Ariane-Absturz durch Sabotage?

■ Wie kommt ein doppelt verknotetes Geschirrtuch in das Kühlwasserrohr? / Rätselraten über ein mysteriöses Stück Stoff

Paris/Berlin (taz) - Ist die europäische Trägerrakete Ariane 4 bei ihrem letzten Start am 23. Februar durch einen Sabotageakt explodiert und samt milliardenschwerer Satellitenfracht ins Meer gestürzt? Die Untersuchung des Unglücks förderte jetzt ein grobgewebtes, trapezförmiges 30 Zentimeter langes Stück Stoff in der „Art eines Geschirrtuches“ zutage. Der Stoffetzen, dies fand die nach dem Unglück gebildete Untersuchungskommission heraus, verstopfte die Kühlwasserzufuhr für einen der Motoren, was zu der Katastrophe führte. Zentrale Frage: Wie kommt das Geschirrtuch in das Kühlwasserrohr? Die angesehene Pariser Tageszeitung 'Le Monde‘ hat ihre Zweifel, ob es durch die Vergeßlichkeit eines Monteurs dorthin gelangt ist:

-Ein Geschirrtuch dieser Art werde in den Montagehallen nicht benutzt, für die Montagearbeiten stünden spezielle Reinigungspapiere zur Verfügung.

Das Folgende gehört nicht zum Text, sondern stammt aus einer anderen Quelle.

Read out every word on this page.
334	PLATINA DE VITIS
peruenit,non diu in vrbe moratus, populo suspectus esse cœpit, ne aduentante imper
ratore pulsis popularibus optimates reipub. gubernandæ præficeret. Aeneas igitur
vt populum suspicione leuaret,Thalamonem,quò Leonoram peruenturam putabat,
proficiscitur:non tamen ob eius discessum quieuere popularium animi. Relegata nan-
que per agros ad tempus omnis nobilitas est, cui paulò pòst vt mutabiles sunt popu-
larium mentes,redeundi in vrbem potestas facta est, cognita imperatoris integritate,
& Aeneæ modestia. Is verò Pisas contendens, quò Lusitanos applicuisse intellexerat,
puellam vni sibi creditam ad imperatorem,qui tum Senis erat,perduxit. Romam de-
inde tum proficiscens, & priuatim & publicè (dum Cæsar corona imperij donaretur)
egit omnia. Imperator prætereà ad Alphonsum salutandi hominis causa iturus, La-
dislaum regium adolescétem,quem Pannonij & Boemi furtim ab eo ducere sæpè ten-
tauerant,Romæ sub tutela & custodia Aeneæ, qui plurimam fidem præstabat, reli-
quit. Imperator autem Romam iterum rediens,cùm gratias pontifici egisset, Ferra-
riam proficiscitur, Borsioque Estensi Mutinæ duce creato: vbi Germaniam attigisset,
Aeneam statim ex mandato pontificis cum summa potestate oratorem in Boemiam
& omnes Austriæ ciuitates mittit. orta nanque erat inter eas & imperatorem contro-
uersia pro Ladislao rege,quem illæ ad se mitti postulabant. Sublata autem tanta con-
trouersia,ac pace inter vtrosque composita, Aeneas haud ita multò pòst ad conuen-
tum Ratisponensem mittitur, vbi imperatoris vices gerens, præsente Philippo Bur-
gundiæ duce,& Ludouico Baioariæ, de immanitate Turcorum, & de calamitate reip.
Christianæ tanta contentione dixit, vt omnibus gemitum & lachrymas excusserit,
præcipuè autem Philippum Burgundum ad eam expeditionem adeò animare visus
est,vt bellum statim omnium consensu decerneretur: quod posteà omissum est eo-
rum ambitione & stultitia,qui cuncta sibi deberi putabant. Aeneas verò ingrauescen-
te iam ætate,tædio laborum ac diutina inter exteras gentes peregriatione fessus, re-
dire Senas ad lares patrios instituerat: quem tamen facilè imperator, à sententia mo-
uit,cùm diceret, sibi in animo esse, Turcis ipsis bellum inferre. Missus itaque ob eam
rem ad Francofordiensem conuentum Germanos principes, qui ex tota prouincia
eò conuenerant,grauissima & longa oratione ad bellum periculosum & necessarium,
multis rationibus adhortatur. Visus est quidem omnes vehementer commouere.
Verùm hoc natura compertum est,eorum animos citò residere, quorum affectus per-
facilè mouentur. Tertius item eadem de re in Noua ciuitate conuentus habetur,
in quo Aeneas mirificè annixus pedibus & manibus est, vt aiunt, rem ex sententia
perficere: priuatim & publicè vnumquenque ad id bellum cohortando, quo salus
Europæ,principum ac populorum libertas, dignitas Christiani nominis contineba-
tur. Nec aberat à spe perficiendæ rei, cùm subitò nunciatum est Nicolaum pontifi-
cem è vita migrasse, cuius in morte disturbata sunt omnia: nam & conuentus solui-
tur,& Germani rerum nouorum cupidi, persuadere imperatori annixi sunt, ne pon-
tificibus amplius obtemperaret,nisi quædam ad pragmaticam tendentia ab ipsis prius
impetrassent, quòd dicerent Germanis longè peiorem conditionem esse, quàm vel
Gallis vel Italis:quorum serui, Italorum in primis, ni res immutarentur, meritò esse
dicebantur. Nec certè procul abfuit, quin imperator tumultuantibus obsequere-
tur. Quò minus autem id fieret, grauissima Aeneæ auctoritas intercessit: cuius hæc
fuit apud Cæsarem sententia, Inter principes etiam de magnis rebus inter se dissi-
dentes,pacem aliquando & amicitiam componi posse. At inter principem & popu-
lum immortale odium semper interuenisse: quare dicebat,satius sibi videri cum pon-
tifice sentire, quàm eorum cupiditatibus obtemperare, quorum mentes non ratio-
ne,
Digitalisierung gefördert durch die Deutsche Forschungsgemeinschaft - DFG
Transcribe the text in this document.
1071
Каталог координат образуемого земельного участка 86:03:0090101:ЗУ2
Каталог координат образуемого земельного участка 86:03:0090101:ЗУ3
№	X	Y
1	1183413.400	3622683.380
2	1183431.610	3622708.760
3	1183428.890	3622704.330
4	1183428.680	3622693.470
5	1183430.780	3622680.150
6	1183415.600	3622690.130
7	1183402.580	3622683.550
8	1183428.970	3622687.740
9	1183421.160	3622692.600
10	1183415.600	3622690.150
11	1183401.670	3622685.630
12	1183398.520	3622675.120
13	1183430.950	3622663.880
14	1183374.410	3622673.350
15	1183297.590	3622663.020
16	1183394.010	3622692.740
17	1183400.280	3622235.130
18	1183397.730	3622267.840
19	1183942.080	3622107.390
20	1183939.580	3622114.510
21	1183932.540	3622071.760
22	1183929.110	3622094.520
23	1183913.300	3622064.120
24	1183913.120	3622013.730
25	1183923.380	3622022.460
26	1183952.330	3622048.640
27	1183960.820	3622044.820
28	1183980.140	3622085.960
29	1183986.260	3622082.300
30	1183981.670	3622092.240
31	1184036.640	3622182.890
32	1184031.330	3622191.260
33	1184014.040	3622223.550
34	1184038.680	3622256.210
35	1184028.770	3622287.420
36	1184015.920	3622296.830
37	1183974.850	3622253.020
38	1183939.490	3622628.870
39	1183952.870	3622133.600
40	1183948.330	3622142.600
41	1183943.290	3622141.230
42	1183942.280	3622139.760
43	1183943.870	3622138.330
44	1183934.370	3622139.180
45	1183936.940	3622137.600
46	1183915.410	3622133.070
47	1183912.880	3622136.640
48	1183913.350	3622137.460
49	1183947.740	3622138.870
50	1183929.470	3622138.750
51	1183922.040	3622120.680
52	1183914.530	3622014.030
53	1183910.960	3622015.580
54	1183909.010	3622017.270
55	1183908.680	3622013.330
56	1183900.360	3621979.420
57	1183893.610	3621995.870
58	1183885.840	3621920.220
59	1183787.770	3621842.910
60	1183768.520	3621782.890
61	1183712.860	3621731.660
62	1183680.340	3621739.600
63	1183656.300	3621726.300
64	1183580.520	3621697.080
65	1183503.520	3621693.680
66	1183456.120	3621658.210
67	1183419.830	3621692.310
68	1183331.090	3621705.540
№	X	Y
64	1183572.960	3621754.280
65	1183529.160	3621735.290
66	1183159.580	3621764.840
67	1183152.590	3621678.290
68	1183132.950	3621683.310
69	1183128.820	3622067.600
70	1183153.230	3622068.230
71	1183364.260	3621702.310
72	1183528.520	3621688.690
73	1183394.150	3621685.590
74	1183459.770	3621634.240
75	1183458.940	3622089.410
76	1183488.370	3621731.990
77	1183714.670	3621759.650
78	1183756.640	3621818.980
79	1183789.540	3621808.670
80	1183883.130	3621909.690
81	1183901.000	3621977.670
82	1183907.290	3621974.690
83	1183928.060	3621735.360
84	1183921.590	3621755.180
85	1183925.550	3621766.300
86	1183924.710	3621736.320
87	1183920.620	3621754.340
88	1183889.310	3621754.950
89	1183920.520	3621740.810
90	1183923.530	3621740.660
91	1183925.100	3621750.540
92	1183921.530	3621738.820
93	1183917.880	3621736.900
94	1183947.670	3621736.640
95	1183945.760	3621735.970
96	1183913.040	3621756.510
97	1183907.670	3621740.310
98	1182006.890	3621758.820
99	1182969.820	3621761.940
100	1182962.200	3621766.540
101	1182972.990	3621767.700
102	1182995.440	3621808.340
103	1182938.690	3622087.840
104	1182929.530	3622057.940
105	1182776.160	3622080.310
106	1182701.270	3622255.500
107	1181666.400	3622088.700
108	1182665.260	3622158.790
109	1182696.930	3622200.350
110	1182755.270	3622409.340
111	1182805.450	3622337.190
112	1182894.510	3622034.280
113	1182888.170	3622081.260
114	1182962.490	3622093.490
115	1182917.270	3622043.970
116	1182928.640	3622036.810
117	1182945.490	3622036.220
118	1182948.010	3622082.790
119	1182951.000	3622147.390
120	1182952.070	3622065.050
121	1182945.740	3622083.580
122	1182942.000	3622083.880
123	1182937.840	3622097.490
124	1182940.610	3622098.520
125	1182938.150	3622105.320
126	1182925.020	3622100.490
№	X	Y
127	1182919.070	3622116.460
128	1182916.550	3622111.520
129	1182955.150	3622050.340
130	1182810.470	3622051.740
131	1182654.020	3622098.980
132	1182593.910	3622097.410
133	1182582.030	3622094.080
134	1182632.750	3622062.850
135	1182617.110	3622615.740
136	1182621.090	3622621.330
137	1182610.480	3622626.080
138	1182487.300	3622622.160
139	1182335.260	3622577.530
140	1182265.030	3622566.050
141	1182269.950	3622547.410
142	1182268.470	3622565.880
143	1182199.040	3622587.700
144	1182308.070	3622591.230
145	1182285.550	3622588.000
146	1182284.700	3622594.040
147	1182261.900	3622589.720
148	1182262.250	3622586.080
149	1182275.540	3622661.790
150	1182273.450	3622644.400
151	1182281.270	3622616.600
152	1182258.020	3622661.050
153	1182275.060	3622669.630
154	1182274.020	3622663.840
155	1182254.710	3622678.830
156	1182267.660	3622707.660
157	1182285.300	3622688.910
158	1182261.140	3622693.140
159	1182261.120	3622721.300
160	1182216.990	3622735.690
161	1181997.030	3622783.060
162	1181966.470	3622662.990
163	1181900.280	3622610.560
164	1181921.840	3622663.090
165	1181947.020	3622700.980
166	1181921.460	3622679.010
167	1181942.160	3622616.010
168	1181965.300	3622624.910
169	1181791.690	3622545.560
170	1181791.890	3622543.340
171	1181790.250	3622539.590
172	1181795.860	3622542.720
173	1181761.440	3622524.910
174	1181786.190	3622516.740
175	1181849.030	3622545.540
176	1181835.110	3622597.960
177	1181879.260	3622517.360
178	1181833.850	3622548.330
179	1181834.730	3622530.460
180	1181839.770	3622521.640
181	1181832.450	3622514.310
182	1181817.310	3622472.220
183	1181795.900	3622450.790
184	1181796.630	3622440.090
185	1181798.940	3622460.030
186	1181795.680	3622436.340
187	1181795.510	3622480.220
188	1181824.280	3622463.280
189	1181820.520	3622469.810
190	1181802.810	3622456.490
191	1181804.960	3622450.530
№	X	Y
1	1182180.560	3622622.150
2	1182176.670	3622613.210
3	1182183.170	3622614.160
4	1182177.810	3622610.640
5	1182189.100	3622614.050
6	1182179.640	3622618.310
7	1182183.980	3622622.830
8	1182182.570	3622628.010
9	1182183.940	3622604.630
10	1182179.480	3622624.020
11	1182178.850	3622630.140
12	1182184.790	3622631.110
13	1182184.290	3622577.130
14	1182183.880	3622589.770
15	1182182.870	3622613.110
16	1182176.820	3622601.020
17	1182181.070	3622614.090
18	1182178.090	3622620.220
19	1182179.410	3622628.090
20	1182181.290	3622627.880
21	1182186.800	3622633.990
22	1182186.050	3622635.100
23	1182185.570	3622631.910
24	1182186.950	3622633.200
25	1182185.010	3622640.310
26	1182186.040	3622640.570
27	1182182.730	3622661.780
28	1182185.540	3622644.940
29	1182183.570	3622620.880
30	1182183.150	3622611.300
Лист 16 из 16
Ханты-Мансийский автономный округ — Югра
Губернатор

-Das Tuch sei an zwei Stellen geknotet worden, um eine Stopfenfunktion bewußt zu erzielen.

-Wäre das Tuch tatsächlich vergessen worden, hätten es spätestens die Kontrolleure (zwei Durchgänge) und Rohrmechaniker entdecken müssen.

Das Blatt zitiert einen Techniker mit der Bemerkung, es „grenzt an Unmöglichkeit“, daß der Stoffetzen vergessen wurde. Zugleich wird daran erinnert, daß die erste Raketenstufe der Ariane über Weihnachten „fast unbeaufsichtigt“ in der Halle auf dem Weltraumbahnhof Kourou gestanden habe. Für das Ab- und Anmontieren des Kühlwasserrohrs benötige ein erfahrener Techniker nicht mehr als zwölf Minuten.

Im offiziellen Untersuchungbericht war - sehr zurückhaltend - lediglich von einem „Fremdkörper“ die Rede gewesen, ohne weitere Einzelheiten zu nennen. Auf den Sabotagevorwurf angesprochen, wiegelte Jacques Durand, der Vorsitzende der Kommission, zunächst ab. Nach jedem mißglückten Start sei von Sabotage die Rede. Zudem gebe es tausend bessere Möglichkeiten der Sabotage als dieses „komplizierte“ Vorgehen. Durand kündigte an, die Untersuchung fortzusetzen.

Bei der Explosion der Ariane war ein Schaden von zwei Milliarden Mark entstanden. Zugleich bedeutete das Unglück einen schweren Rückschlag im Satellitengeschäft, bei dem die Konkurrenten USA, Europa und neuerdings China um Milliardengewinne ringen.